What's so damned funny? I have absolutely no memory of this moment . . .

Then we went into the GANG garden and got to work there.

seedlings, lined up by the pond

For beds that weren’t very thick, we decided to sheet mulch them again, first with cardboard/newspaper and, this time, leaf and leaf much, before planting seeds and seedlings. Mulch helps hold moisture, discourages pests, and turns into soil. Always, the key is to continue to build soil.

Aside: Aaron found more morels! Giant morels! Twice as many as we found during the mushroom workshop two weeks earlier!
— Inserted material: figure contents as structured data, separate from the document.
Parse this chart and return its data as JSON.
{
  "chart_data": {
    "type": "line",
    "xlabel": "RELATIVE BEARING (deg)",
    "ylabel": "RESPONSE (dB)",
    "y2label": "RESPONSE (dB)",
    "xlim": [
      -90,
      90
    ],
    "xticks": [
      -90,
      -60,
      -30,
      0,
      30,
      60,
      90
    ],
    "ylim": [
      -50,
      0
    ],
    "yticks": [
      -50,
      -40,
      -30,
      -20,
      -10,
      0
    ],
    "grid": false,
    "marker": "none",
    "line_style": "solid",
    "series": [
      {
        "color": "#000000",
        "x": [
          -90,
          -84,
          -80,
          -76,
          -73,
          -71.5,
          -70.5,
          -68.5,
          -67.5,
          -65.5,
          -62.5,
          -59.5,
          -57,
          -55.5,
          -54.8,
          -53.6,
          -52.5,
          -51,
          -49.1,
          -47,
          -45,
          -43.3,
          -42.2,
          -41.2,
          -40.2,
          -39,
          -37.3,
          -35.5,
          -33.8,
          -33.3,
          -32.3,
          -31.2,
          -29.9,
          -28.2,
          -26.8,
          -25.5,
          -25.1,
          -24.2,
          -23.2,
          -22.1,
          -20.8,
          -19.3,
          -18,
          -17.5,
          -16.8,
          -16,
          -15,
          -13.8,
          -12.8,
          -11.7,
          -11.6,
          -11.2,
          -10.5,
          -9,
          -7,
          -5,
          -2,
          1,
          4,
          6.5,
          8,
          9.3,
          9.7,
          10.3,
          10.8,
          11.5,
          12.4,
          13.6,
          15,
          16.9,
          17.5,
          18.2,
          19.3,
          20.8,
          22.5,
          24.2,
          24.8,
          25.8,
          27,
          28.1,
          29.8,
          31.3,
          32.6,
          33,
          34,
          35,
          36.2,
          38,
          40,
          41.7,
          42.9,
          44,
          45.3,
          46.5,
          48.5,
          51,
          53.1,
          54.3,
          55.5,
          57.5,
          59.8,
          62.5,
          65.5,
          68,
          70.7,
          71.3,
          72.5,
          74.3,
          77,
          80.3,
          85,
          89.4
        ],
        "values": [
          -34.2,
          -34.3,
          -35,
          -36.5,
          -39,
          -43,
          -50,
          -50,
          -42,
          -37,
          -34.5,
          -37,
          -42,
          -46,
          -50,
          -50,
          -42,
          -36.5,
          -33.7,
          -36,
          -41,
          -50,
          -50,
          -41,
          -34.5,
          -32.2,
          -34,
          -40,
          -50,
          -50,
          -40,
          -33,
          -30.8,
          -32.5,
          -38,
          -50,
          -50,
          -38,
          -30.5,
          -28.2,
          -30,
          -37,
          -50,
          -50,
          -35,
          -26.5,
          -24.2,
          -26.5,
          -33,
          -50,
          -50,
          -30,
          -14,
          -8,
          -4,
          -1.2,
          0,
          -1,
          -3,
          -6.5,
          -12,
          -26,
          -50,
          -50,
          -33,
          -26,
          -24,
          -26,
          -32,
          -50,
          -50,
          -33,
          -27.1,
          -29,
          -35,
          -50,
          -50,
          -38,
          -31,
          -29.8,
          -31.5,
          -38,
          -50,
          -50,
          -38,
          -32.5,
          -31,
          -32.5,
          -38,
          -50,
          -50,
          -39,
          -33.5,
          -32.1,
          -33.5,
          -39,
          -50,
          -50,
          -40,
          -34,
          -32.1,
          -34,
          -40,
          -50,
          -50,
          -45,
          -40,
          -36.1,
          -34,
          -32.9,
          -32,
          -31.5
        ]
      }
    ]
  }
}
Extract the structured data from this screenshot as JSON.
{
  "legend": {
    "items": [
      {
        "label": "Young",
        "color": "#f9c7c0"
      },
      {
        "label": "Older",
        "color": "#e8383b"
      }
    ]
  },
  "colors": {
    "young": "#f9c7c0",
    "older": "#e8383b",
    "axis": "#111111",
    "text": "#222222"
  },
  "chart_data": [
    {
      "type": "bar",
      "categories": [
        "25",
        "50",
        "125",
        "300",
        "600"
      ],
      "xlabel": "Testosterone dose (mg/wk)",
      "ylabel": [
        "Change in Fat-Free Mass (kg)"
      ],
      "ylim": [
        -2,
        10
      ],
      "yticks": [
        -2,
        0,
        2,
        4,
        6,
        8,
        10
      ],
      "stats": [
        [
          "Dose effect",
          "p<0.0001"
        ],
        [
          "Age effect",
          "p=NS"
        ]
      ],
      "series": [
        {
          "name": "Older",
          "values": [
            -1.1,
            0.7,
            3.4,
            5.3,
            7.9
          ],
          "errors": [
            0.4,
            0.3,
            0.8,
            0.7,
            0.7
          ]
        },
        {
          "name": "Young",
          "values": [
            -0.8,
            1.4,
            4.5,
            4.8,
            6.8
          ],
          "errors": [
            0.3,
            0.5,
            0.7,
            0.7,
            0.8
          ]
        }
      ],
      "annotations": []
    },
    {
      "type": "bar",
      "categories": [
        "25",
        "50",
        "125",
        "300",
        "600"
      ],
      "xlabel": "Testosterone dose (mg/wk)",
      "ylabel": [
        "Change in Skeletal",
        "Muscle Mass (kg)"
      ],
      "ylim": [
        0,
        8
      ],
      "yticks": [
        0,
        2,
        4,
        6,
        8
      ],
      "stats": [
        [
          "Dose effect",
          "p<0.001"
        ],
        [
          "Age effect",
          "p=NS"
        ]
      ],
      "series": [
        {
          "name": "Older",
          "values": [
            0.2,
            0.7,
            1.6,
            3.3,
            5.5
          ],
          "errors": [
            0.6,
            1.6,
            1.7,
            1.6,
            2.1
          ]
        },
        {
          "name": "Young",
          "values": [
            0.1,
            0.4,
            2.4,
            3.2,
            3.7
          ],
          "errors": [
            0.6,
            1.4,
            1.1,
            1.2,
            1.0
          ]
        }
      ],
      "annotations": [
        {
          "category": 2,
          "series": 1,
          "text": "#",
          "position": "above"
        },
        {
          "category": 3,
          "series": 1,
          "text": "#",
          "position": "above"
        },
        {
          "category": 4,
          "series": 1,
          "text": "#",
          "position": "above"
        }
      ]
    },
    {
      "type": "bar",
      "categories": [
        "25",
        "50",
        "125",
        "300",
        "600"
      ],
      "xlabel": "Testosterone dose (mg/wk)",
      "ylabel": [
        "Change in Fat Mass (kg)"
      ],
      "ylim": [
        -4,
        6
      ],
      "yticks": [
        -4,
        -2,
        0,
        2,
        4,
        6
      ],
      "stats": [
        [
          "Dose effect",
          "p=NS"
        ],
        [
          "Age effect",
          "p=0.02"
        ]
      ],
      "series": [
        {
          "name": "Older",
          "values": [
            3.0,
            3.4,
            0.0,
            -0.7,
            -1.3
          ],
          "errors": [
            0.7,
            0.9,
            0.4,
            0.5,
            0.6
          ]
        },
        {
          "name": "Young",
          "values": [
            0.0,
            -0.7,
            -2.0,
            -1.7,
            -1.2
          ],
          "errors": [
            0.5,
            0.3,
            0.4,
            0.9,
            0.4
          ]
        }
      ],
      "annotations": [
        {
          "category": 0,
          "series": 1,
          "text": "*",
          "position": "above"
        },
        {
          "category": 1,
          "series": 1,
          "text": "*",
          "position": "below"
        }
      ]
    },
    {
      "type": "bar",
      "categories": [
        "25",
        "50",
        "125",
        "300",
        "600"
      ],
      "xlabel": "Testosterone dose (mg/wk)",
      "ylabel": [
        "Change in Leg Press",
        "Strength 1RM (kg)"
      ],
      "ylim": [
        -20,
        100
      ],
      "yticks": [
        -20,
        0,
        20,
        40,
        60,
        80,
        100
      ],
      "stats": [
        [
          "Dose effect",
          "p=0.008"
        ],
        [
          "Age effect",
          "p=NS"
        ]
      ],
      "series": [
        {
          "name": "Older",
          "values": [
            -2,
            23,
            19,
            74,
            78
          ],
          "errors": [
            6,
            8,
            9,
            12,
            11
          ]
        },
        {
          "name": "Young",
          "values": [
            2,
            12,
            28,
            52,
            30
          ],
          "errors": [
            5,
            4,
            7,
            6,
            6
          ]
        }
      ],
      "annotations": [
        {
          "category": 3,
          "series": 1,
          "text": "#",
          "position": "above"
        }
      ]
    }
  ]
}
Once again, hiding in corners of my back yard near old oak and elm trees.

I told him he could have them, and he gave one to each person present.

One of the Bettys, with her morel

Here’s Stephanie, planting beet seedlings.

In honor of her work in the gardens of Bloomington (Stephanie is also an intern with Middle Way House), her mother made her a great apron out of old sweaters.

Of course, she’s afraid to get dirt on it!

All in all, a very good day, though there are still lots of seeds and seedlings left to plant, and some that did get planted look like they’ve drowned in the continuing rain. Over eleven inches in April. A record. Rain the first three days of May. More predicted tonight . . .

C’est la vie!

Our First Cob Oven Pizza Party, YES!

I had no idea how wonderful pizza would taste when coming from our very own SPEA-class built cob oven in the GANG garden! I mean, I don’t even like pizza!

On the one day that it wasn’t raining or threatening to rain, we gathered for our first ever cob pizza party. It was supposed to be a reward for that SPEA class, which, on a drizzly day in November, 2010 had stomped and shaped the oven into being from sand, clay and straw.

But only one student from the class showed up! I guess we were too close to the end of the semester, plus it was Easter Weekend. But there were still about a dozen of us.

However, that one student brought a student friend, and a couple students from across the street and next door showed up, plus the teacher Melissa and her husband and children. And Colin, who built the structure for the oven and finished the oven, and Nathan, who spearheaded the project. Here’s Nathan, taking a good look at what he hath wrought.

We will next fire up the oven on June 25, for our Solstice Party and Celebration after our Children’s Workshop: “Inviting the Little People In.”

Meanwhile, we’re realizing that we’ve just got to make some cob benches down there by that oven. And meanwhile, I’m dreaming of outdoor cob ovens on every block in town in the future. A mighty handy fallback when the electricity shuts off.

When we finished the pizzas,

several of us threw potatoes and and eggplant in the oven. We could have put in some bread to bake, and who knows what else. The oven stays hot for a long, long time.

I now recognize this cob oven as an incredibly powerful magnetic center for the neighborhood commons that we are cultivating via the GANG.

May Melissa and Chris’s beautiful boy Emmett live to grow up into a world transformed into into community by the intention and effort of his parents’ generation.